Teams in thousands of UK companies have become dispersed as a result of the government’s work-at-home guidance, often without a risk assessment of which controls still apply to them. Old-fashioned supervisory methods such as in-person observations and impromptu chats are becoming things of the past in this new era of video meetings. The monitoring of employees’ data footprints instead appears preferable.
Banks, which by law must record the communications of certain employees, have been among the earliest adopters of AI-based surveillance, given its usefulness as a compliance tool. The benchmark-rigging scandals of the late noughties revealed the limitations of the previous monitoring tech, which simply scanned emails for telltale words and phrases. It’s being replaced by intuitive analytics platforms that cover a far broader area.
Machine learning algorithms can be trained on GPS data, swipe-card usage and various chat and video formats, for instance, to build a detailed picture of any employee’s behaviour. Someone who’s working excessive hours, say, or sending emails with attachments or even passwords outside the business may be showing signs of going off the rails.
“Insider dangers, such as intellectual property theft and corporate espionage, are the kinds of problems where it pays to be ahead of the curve rather than running an investigation after the fact, as we’ve seen historically with various insider-trading scandals,” Kurji says.
Late last year, New York hedge fund the Jordan Company installed AI-powered software that can monitor individuals’ emails, videoconferences and other data.

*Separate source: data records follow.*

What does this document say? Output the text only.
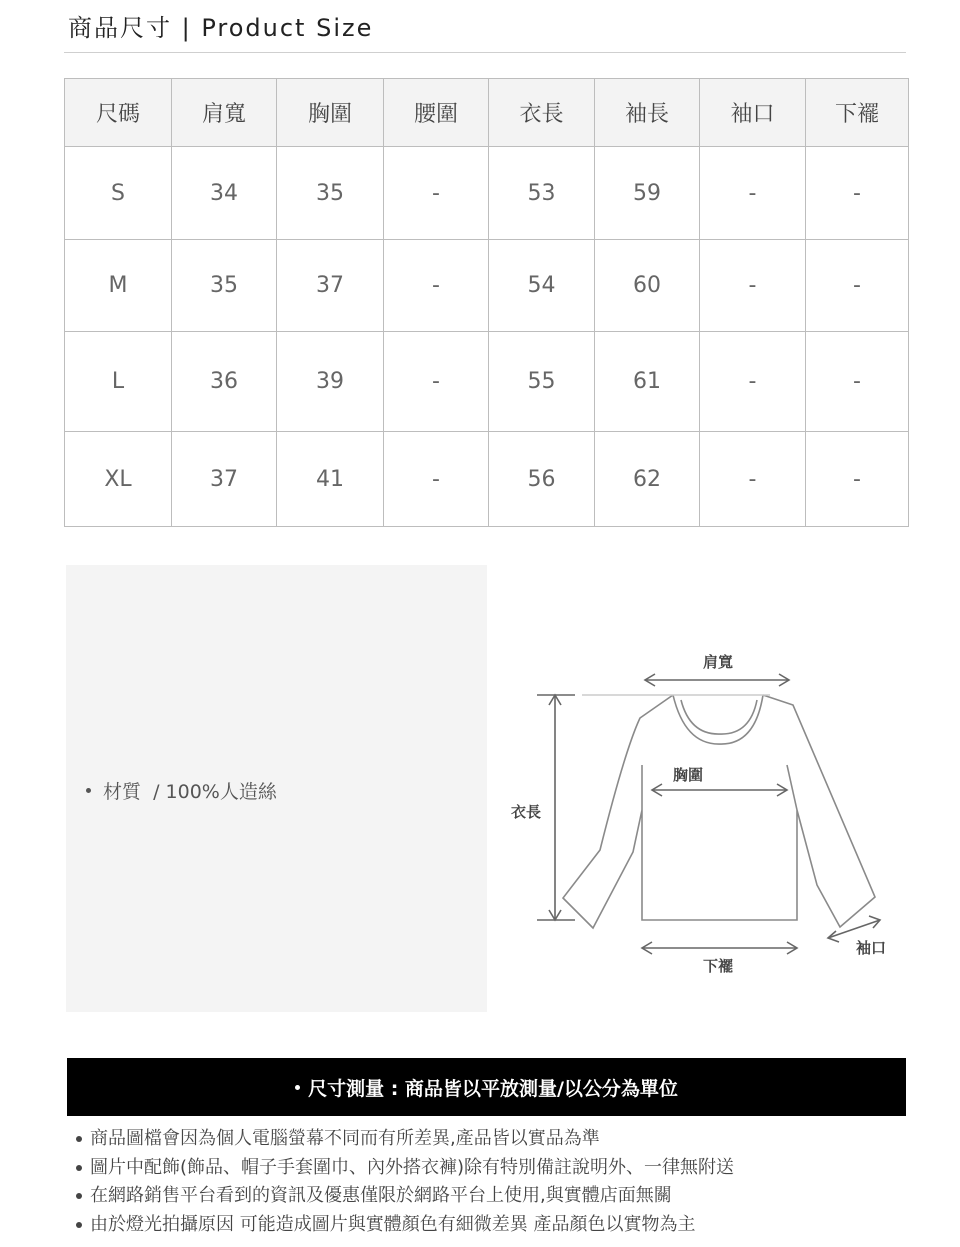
商品尺寸 | Product Size
尺碼	肩寬	胸圍	腰圍	衣長	袖長	袖口	下襬
S	34	35	-	53	59	-	-
M	35	37	-	54	60	-	-
L	36	39	-	55	61	-	-
XL	37	41	-	56	62	-	-
材質  / 100%人造絲
肩寬
胸圍
衣長
下襬
袖口
尺寸測量 : 商品皆以平放測量/以公分為單位
商品圖檔會因為個人電腦螢幕不同而有所差異,產品皆以實品為準
圖片中配飾(飾品、帽子手套圍巾、內外搭衣褲)除有特別備註說明外、一律無附送
在網路銷售平台看到的資訊及優惠僅限於網路平台上使用,與實體店面無關
由於燈光拍攝原因 可能造成圖片與實體顏色有細微差異 產品顏色以實物為主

It will build a far more nuanced picture of how each person operates than was possible when using older surveillance methods.
The company’s general counsel, Ugo Ude, reports that the new system is continually learning and “gets better and more accurate every time I log in”. Previously, Ude would simply pick random emails or phone calls to monitor before judging whether any wrongdoing might have occurred. Now that this task has been automated, he can devote his time to more value-adding work.
Regulatory pressures
The use of AI-based employee surveillance systems will only increase as firms face greater regulatory pressures and the potentially ruinous threat of reputational damage. So says Paul Hodge, co-founder of risk and control specialist 1LoD and a former head of first-line supervision for Barclays in EMEA.
These systems take an “employee-focused approach to identifying potential market abuse, poor cultural indicators and examples of conduct risk, linking an individual’s communications across multiple channels with their sales or trading activities”, he says. They can also monitor “personal employee data such as credit scores and time in and out of the office. In some cases, they will even analyse communication metadata, which can bring to light hidden relationships in a department.”
AI can also root out negative subcultures in ways that human reviewers cannot, Hodge notes. “This behavioural lens is one of the many ways in which the larger, more sophisticated compliance functions are attempting to improve the efficiency of their surveillance functions while at the same time improving their ability to detect risk.”
Employee-generated data represents a complex issue for some multinational companies, he adds, particularly where some jurisdictions have laws against recording and analysing staff conversations. Despite this, ever more ingenious ways of obtaining employee data are emerging – and the uptake of powerful AI-based surveillance tools seems unlikely to level off any time soon.
For businesses that do want more workforce insights but expect resistance to broader monitoring, the best policy is to be honest about their intentions, says Rachel Tozer, employment partner at Keystone Law.
“Employers should communicate clearly to their staff how they are being monitored, why it’s justified and how the information that’s gathered will be stored and used,” she advises. “Employees should then be mindful that any data gathered from lawful monitoring may be used in disciplinary or capability procedures.”